Hawking supplements and survival gear has been quite a lucrative business for Alex Jones. The conspiracy theorist raked in $165 million from the Infowars store over three years beginning in September 2015, all while begging his supporters to help him stay financially solvent, records obtained by Huff Post revealed on Friday.
Jones pleaded with a caller to his radio show to help him “pay the bills” as recently as Thursday. “I’m not going to stop growth and let them push us backwards,” he said in a typical appeal. “I need your help, Frank. I need your help!”
The bills Jones needs to pay aren’t for the cost of electricity at the Infowars studio. Jones is entering 2022 facing potentially massive legal expenses after losing yet another lawsuit stemming from his lies about the Sandy Hook shooting being fake.

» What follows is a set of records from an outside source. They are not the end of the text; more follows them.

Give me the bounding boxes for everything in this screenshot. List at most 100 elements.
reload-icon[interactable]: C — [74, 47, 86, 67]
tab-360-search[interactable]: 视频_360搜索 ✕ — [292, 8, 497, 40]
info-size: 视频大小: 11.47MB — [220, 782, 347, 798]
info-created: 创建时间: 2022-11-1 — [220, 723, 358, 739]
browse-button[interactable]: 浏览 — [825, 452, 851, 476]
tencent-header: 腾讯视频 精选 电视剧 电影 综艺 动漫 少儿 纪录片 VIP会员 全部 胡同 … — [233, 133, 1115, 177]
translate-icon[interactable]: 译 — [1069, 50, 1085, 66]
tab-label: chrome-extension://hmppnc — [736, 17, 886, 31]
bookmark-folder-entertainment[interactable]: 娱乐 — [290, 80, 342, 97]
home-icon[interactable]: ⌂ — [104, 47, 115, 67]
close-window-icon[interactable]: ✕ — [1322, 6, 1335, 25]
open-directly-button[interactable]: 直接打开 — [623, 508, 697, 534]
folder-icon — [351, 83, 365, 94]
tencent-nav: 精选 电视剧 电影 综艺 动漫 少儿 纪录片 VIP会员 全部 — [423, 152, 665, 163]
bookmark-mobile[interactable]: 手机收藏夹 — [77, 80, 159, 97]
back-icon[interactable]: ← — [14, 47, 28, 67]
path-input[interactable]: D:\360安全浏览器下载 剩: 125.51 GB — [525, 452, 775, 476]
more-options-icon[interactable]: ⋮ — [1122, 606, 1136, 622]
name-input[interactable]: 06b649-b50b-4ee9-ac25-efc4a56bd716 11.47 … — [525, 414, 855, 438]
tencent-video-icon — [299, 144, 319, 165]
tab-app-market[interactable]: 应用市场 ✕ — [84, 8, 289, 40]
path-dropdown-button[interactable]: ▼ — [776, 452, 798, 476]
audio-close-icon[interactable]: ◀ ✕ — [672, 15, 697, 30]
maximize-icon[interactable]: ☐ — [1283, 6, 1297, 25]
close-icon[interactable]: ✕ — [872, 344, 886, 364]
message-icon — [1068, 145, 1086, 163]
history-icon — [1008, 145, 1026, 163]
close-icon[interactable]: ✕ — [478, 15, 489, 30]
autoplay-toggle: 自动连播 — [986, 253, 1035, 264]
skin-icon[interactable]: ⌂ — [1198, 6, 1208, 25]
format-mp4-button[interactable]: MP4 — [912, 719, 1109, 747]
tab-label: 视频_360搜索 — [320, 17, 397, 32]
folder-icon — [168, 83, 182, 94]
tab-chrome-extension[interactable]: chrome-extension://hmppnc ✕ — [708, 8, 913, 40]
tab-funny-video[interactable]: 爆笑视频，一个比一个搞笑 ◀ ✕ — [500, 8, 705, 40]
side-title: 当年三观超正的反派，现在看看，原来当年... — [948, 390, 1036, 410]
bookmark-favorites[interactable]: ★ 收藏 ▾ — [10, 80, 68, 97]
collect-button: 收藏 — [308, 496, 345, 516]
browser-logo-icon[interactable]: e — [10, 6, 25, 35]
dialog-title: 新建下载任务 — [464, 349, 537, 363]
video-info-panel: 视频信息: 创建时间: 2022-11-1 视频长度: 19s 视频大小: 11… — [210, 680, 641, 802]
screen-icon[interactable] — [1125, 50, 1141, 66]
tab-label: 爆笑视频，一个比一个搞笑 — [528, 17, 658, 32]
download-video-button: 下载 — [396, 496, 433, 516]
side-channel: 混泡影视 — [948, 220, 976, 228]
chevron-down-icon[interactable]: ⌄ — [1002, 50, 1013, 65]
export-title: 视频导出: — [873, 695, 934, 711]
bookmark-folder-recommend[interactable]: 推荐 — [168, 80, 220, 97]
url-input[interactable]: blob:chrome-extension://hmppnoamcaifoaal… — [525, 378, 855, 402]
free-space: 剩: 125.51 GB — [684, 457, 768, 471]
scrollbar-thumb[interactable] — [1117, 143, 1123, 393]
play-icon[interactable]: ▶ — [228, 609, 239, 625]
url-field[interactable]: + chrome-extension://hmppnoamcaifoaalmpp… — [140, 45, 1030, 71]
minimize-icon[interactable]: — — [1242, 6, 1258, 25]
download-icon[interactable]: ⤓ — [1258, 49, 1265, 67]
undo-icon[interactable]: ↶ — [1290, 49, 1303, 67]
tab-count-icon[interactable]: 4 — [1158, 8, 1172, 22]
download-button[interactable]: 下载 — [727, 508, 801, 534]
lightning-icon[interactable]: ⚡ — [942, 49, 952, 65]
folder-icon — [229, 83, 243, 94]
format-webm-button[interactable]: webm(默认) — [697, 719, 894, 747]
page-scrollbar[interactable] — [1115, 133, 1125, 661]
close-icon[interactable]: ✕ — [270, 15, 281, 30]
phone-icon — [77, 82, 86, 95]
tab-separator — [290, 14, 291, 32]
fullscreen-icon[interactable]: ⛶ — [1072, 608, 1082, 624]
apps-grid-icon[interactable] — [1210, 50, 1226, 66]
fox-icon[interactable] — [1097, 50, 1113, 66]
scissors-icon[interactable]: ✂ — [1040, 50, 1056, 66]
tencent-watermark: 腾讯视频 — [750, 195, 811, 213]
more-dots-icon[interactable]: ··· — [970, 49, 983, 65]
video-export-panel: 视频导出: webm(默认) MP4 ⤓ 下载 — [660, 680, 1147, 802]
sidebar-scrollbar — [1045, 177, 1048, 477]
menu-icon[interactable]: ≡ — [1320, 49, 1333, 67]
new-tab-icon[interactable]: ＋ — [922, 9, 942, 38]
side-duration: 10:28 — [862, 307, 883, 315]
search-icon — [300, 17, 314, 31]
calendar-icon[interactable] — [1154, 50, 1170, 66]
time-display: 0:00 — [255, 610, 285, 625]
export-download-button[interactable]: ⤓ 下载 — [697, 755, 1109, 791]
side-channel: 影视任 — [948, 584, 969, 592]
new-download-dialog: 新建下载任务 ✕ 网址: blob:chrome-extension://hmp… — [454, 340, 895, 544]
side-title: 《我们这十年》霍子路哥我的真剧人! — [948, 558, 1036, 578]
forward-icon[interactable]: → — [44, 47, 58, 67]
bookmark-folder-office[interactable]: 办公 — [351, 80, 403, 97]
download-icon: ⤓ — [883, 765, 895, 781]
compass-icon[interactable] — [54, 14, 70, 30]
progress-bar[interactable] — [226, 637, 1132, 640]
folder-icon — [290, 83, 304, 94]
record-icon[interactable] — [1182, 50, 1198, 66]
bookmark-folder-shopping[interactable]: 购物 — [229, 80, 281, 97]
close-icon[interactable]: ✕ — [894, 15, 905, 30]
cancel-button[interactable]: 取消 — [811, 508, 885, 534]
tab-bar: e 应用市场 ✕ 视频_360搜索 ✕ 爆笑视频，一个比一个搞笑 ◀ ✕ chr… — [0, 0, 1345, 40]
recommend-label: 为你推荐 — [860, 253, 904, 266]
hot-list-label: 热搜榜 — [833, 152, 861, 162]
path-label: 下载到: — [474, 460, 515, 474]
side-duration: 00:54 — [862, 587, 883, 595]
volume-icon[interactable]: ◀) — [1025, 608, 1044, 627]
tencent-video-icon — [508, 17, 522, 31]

The news about just how fast merchandise has flown off the shelves of the Infowars store — which is known for selling a variety of survivalist items, dubious brain supplements, and more — came as the result of a discovery request in a court case brought by a parent of one of the victims of the 2012 massacre. Jones lost the case last September, as he has several others that have been brought over his Sandy Hook lies, and his wallet has taken a hit.
By March 2020, for instance, Jones had amassed $150,000 in legal fees in one case alone — one in which he had yet to even face a jury.
“It is rare to see a legal defense so incompetent and disrespectful to the rule of law that it causes a defendant to rack up $150,000 in fines during preliminary motions before even reaching trial,” the attorney for the victims’ families said at the time. “These fines are only the beginning. A far greater reckoning awaits Mr. Jones.”
Jones has called the shooting, which left 20 children and six adults dead, a “false flag” with “green screen” images and “crisis actors.” Huff Post pointed out on Friday that on days when Jones pushed lies like these on his show, the sales in his Infowars store rose. “I’ve watched a lot of soap operas, and I’ve seen actors before,” Jones said on his Nov. 18, 2016 broadcast. “And I know when I’m watching a movie and when I’m watching something real.”
Jones’ total profit that day: $103,513.11.
Other legal battles may spur Jones to keep pleading for cash, including his lawsuit against the House Jan. 6 committee after it subpoenaed him for testimony and records over his role in planning the deadly Capitol insurrection. Jones, unsurprisingly, spread false theories about the 2020 presidential election. Once you lie about a school shooting that left 20 young children dead, pushing conspiracy theories about voter fraud probably doesn’t seem like such a big deal.